Wednesday, May 5, 2010

Internet-Only Radio

It was reported today in the Suburban  that former CJAD late-late-late night host Sol Boxenbaum will be heard once again starting on May 31st. He will host a nightly program from 10 PM to midnight on a new start-up Internet radio broadcast site VIP Internet Radio. Best of luck to Sol. He's a real good guy and it will be nice to hear him again. It's just too bad his new show won't be more accessible to his old audience.

I understand that there are some live events that are only available on-line, and then there are the podcasts which allow you to listen to anything just about anywhere for convenience sake. Still, I don't know much about Internet-only broadcasters and how successful they may or may not be. Streaming of over-the-air stations has been going on since the mid-90s, and that expands the potential audience to anyone in the world with Internet access.

Anyone can set up their own Internet live broadcast. It's more complicated than simple podcasting, but then again the problem ultimately becomes how to spread the word about your show. That's hard enough for some traditional broadcasters sometimes, but if you've got hundreds or hundreds of thousands of "competitors", how do you draw attention to your show? With radio, you really need to hook the listener right away and give them a reason to want to tune back in again. It's really not so different from trying to draw people to a blog or a web page.

I wonder if the future of radio is really to be found online. The Internet is an excellent tool to compliment existing radio programs, but I can't see how it will ever replace them. Even if you can access the Internet on portable devices, it just isn't the same thing, particularly when you are trying to be “local“. Even satellite radio has not overtaken conventional radio yet, and it doesn't look like that will happen anytime soon.

People might log onto their favourite local radio stations' web site when they are on vacation, but will they tune into a station specific to the Internet? I'm not sure that's going to happen in large enough numbers to make it financially viable. Would people be willing to pay a fee for Internet-only stations? Such fees already exist for some programming. An example would be the fee MLB charges for online access to game feeds. Maybe it would take a big name radio star to set up shop on the Internet. We shall see...

Monday, May 3, 2010


It would be great to have access to archived Montreal radio programming. There really is no comprehensive archive out there for the general public to access. I doubt there are any vaults out there with old tapes of every known radio program produced in Montreal over the years. It would be reasonably easy to keep stuff nowadays with everything being digital.

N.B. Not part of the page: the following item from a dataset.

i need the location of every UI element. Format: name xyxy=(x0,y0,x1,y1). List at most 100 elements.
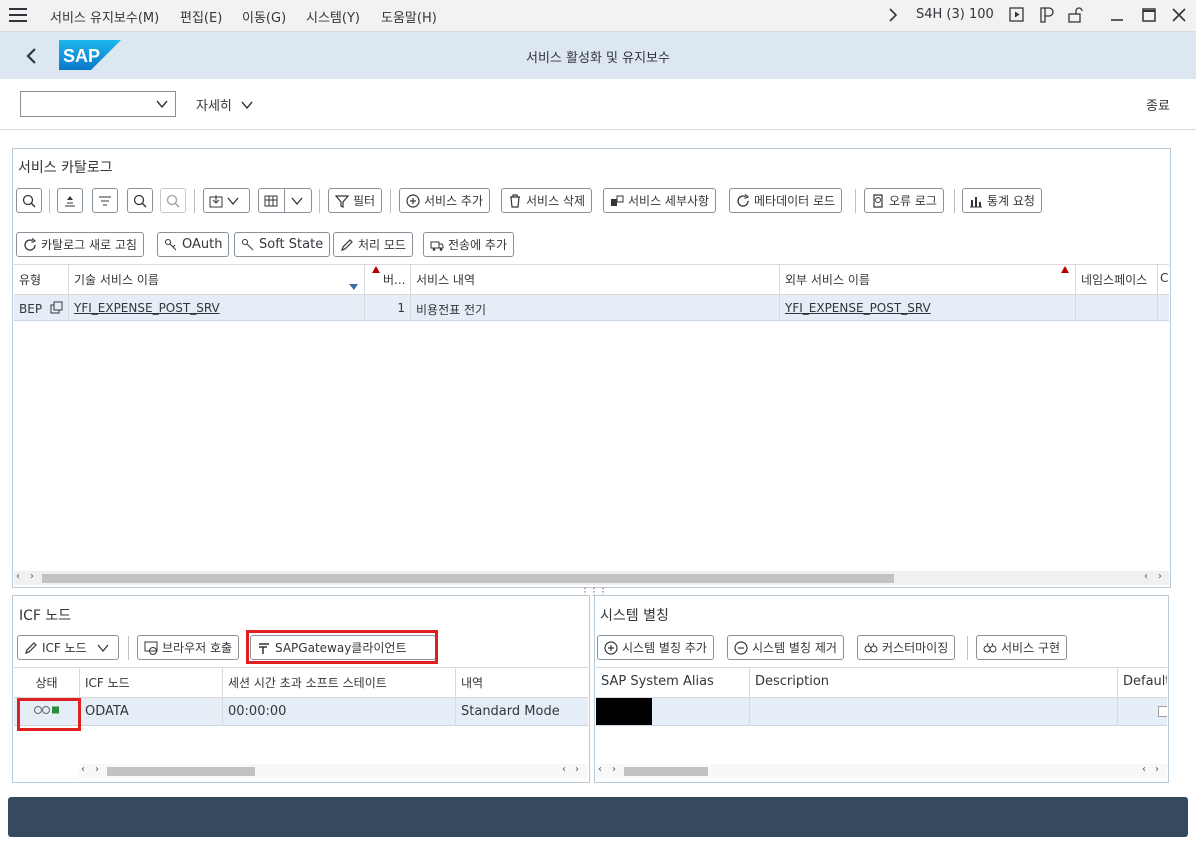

You can find some vintage stuff on the Internet, but not much Montreal stuff. Still, I did find a very interesting site with some old Montreal clips. Marc Denis' 1470 CFOX Montreal Radio Archive is dedicated to the long-departed CFOX. It is so refreshing to hear what it was like when local radio was still in local hands. There are some wonderful old clips on that site, featuring among others, the late Gord Sinclair, who was the station's original owner. This is a fantastic, MUST VISIT site for anyone with an appreciation for Montreal's radio history.

CFOX broadcast for 17 years. It would eventually become part of the CKO news network, which some folks out there may still remember. It broadcast on 1470 kHz until going off the air in 1989. A lot of well-known Montreal radio personalities spent time at CFOX, including Ted Tevan back in the early 1970s.

There are recordings of old commercials, newscasts and so on that would be fascinating to listen to.  The CBC and Radio-Canada have some old archived programs posted on their web sites. We are lucky enough to have that kind of access to old newspapers and magazines. Perhaps with time, more stuff will resurface.